The initial goal was to be able to draw a voronoi diagram by hand.

The goal developed after that was to have a clear set of geometry primitives for doing computational geometry.

Clarity heavily prioritized over performance.

A Delaunay triangulation for a set P of points in a plane is a triangulation DT(P) such that no point in P is inside the circumcircle of any triangle in DT(P).

Delaunay triangulations maximize the minimum angle of all the angles of the triangles in the triangulation; they tend to avoid sliver triangles.

There are many different ways to do a Delaunay triangulation, we started by using S-hull, but that paper is not very well written.

Considering other approaches.

• http://www.qhull.org/html/index.htm
• http://www.cs.mcgill.ca/~fukuda/soft/polyfaq/polyfaq.html

The convex hull of a set X of points in the Euclidean plane is the smallest convex set that contains X.
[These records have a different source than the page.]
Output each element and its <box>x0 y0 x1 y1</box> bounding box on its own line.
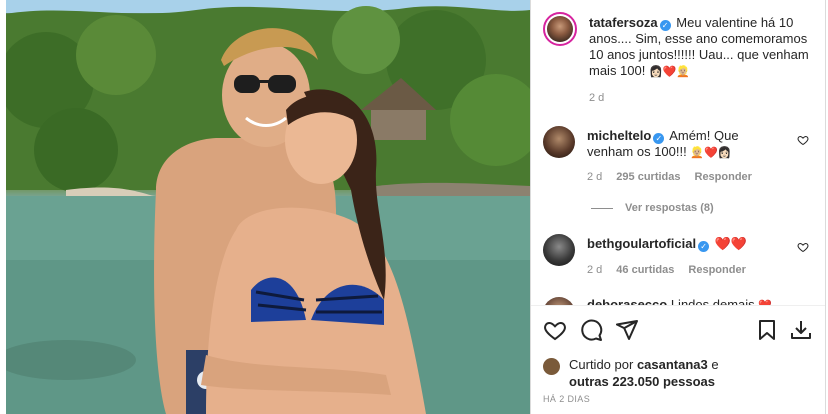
bookmark-icon[interactable] <box>755 318 779 342</box>
post-actions <box>543 318 815 344</box>
post-photo[interactable] <box>6 0 530 414</box>
author-username[interactable]: tatafersoza <box>589 15 658 30</box>
comment-meta: 2 d 295 curtidas Responder <box>587 171 766 183</box>
comment-likes[interactable]: 46 curtidas <box>616 264 674 276</box>
comment-meta: 2 d 46 curtidas Responder <box>587 264 760 276</box>
author-caption: tatafersoza ✓ Meu valentine há 10 anos...… <box>589 15 809 80</box>
panel-border <box>825 0 826 414</box>
author-avatar[interactable] <box>543 12 577 46</box>
liked-by-text: Curtido por casantana3 e outras 223.050 … <box>569 356 809 390</box>
comment-avatar[interactable] <box>543 126 575 158</box>
comment-text-bethgoulartoficial: bethgoulartoficial ✓ ❤️❤️ <box>587 236 797 253</box>
comment-text-micheltelo: micheltelo ✓ Amém! Que venham os 100!!! 👱… <box>587 128 787 161</box>
liked-by-user[interactable]: casantana3 <box>637 357 708 372</box>
replies-line <box>591 207 613 209</box>
reply-button[interactable]: Responder <box>695 171 752 183</box>
caption-time: 2 d <box>589 92 605 104</box>
like-comment-heart-icon[interactable] <box>797 241 809 253</box>
caption-meta: 2 d <box>589 92 618 104</box>
liked-by-others[interactable]: outras 223.050 pessoas <box>569 374 715 389</box>
verified-badge-icon: ✓ <box>698 241 710 252</box>
photo-scene <box>6 0 530 414</box>
share-icon[interactable] <box>615 318 639 342</box>
download-icon[interactable] <box>789 318 813 342</box>
comments-panel: tatafersoza ✓ Meu valentine há 10 anos...… <box>531 0 825 414</box>
comment-icon[interactable] <box>579 318 603 342</box>
comment-time: 2 d <box>587 264 603 276</box>
post-date: HÁ 2 DIAS <box>543 394 591 404</box>
liked-by-prefix: Curtido por <box>569 357 634 372</box>
heart-icon[interactable] <box>543 318 567 342</box>
comment-time: 2 d <box>587 171 603 183</box>
comment-emoji: 👱🏼❤️👩🏻 <box>690 146 732 159</box>
liked-by-suffix: e <box>711 357 719 372</box>
comment-emoji: ❤️❤️ <box>714 237 748 252</box>
view-replies-button[interactable]: Ver respostas (8) <box>591 202 714 214</box>
comment-username[interactable]: bethgoulartoficial <box>587 236 696 251</box>
caption-emoji: 👩🏻❤️👱🏼 <box>649 65 691 78</box>
verified-badge-icon: ✓ <box>653 133 665 144</box>
comment-likes[interactable]: 295 curtidas <box>616 171 680 183</box>
liked-by-avatar[interactable] <box>543 358 560 375</box>
reply-button[interactable]: Responder <box>688 264 745 276</box>
like-comment-heart-icon[interactable] <box>797 134 809 146</box>
verified-badge-icon: ✓ <box>659 20 671 31</box>
view-replies-label: Ver respostas (8) <box>625 202 714 214</box>
comment-avatar[interactable] <box>543 234 575 266</box>
comment-username[interactable]: micheltelo <box>587 128 651 143</box>
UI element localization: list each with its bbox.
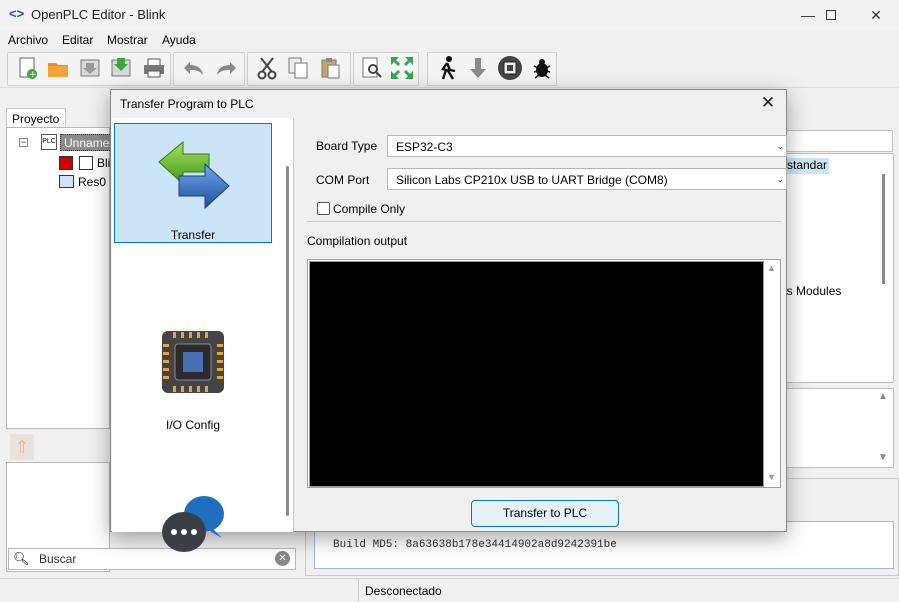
tree-item-root[interactable]: Unnamed [60,134,112,151]
menu-editar[interactable]: Editar [62,33,93,47]
compilation-output-console [309,261,764,487]
sidebar-item-transfer[interactable]: Transfer [114,123,272,243]
toolbar: + [0,50,899,88]
save-as-icon[interactable] [107,54,135,82]
search-icon: 🔍︎ [13,551,30,566]
com-port-value: Silicon Labs CP210x USB to UART Bridge (… [396,173,668,187]
transfer-arrows-icon [158,140,230,210]
scroll-up-icon[interactable]: ▲ [767,263,776,273]
chevron-down-icon: ⌄ [776,141,784,151]
menu-bar: Archivo Editar Mostrar Ayuda [0,30,899,50]
right-top-input[interactable] [780,130,893,152]
dialog-title: Transfer Program to PLC [120,97,254,111]
search-box[interactable]: 🔍︎ Buscar ✕ [8,548,296,570]
clear-search-icon[interactable]: ✕ [275,551,290,566]
chat-bubbles-icon[interactable] [160,494,226,552]
board-type-label: Board Type [316,139,378,153]
library-scrollbar[interactable] [882,174,885,284]
sidebar-item-label: I/O Config [165,418,221,432]
run-icon[interactable] [433,54,461,82]
tab-proyecto[interactable]: Proyecto [6,108,66,128]
compilation-output-frame: ▲ ▼ [307,259,781,488]
redo-icon[interactable] [212,54,240,82]
console-line-2: Build MD5: 8a63638b178e34414902a8d924239… [333,539,617,551]
scroll-down-icon[interactable]: ▼ [767,472,776,482]
resource-icon [59,175,74,188]
title-bar: <> OpenPLC Editor - Blink — ✕ [0,0,899,30]
program-icon [59,156,73,170]
compilation-output-label: Compilation output [307,234,408,248]
scroll-up-icon[interactable]: ▲ [878,391,888,402]
chip-icon[interactable] [496,54,524,82]
library-item-standard[interactable]: standar [787,158,827,172]
com-port-select[interactable]: Silicon Labs CP210x USB to UART Bridge (… [387,168,787,190]
board-type-select[interactable]: ESP32-C3 ⌄ [387,135,787,157]
compile-only-checkbox[interactable] [317,202,330,215]
move-up-icon[interactable]: ⇑ [10,434,34,460]
fullscreen-icon[interactable] [388,54,416,82]
print-icon[interactable] [140,54,168,82]
library-toolbar: ⇑ [6,432,110,462]
library-tree-panel: standar ns Modules [780,153,894,383]
form-separator [307,221,781,222]
copy-icon[interactable] [284,54,312,82]
com-port-label: COM Port [316,173,370,187]
download-icon[interactable] [464,54,492,82]
transfer-to-plc-button[interactable]: Transfer to PLC [471,500,619,527]
ld-icon [79,156,93,170]
description-panel: ▲ ▼ [780,388,894,468]
board-type-value: ESP32-C3 [396,140,453,154]
sidebar-item-label: Transfer [170,228,216,242]
paste-icon[interactable] [316,54,344,82]
menu-mostrar[interactable]: Mostrar [107,33,148,47]
new-file-icon[interactable]: + [14,54,42,82]
save-icon[interactable] [76,54,104,82]
dialog-sidebar: Transfer I/O Config [112,118,294,552]
cut-icon[interactable] [253,54,281,82]
compile-only-label: Compile Only [333,202,406,216]
menu-archivo[interactable]: Archivo [8,33,48,47]
code-brackets-icon: <> [9,6,25,21]
close-icon[interactable]: ✕ [853,0,899,30]
tree-item-program[interactable]: Bli [97,156,110,170]
status-bar: Desconectado [0,578,899,602]
preview-icon[interactable] [358,54,386,82]
sidebar-item-io-config[interactable]: I/O Config [114,318,272,438]
open-folder-icon[interactable] [44,54,72,82]
plc-project-icon: PLC [41,134,57,150]
menu-ayuda[interactable]: Ayuda [162,33,196,47]
window-title: OpenPLC Editor - Blink [31,7,166,22]
status-divider [358,579,359,602]
sidebar-scrollbar[interactable] [286,166,289,516]
svg-text:+: + [29,70,37,80]
tree-collapse-icon[interactable]: − [19,138,28,147]
transfer-dialog: Transfer Program to PLC ✕ Transfer I/O C… [110,89,787,552]
scroll-down-icon[interactable]: ▼ [878,452,888,463]
chevron-down-icon: ⌄ [776,174,784,184]
search-input[interactable]: Buscar [39,552,76,566]
connection-status: Desconectado [365,584,442,598]
undo-icon[interactable] [180,54,208,82]
io-chip-icon [162,331,224,393]
tree-item-res0[interactable]: Res0 [78,175,106,189]
debug-bug-icon[interactable] [528,54,556,82]
maximize-icon[interactable] [808,0,854,30]
library-item-modules[interactable]: ns Modules [780,284,841,298]
close-icon[interactable]: ✕ [756,92,780,114]
project-tree: − PLC Unnamed Bli Res0 [6,127,112,429]
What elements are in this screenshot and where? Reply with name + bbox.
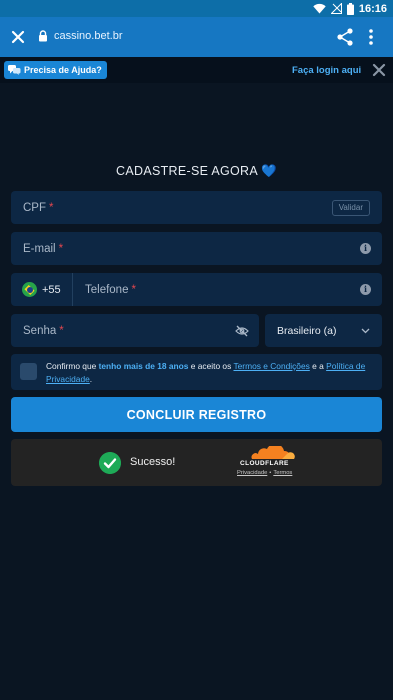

• Graham Scan - avoid all right-handed turns by managing big stack that represents the graph.

Run the tests

PYTHONPATH=src pytest tests

A. Finish delaunay triangle algorithm.

1. Are all the lines being drawn for the initial triangulation?
2. Return all pairs of triangles
3. Strategy for edge-swapping.

B. Finish convex hull algorithm.

C. Basic testing and documentation

D. What next?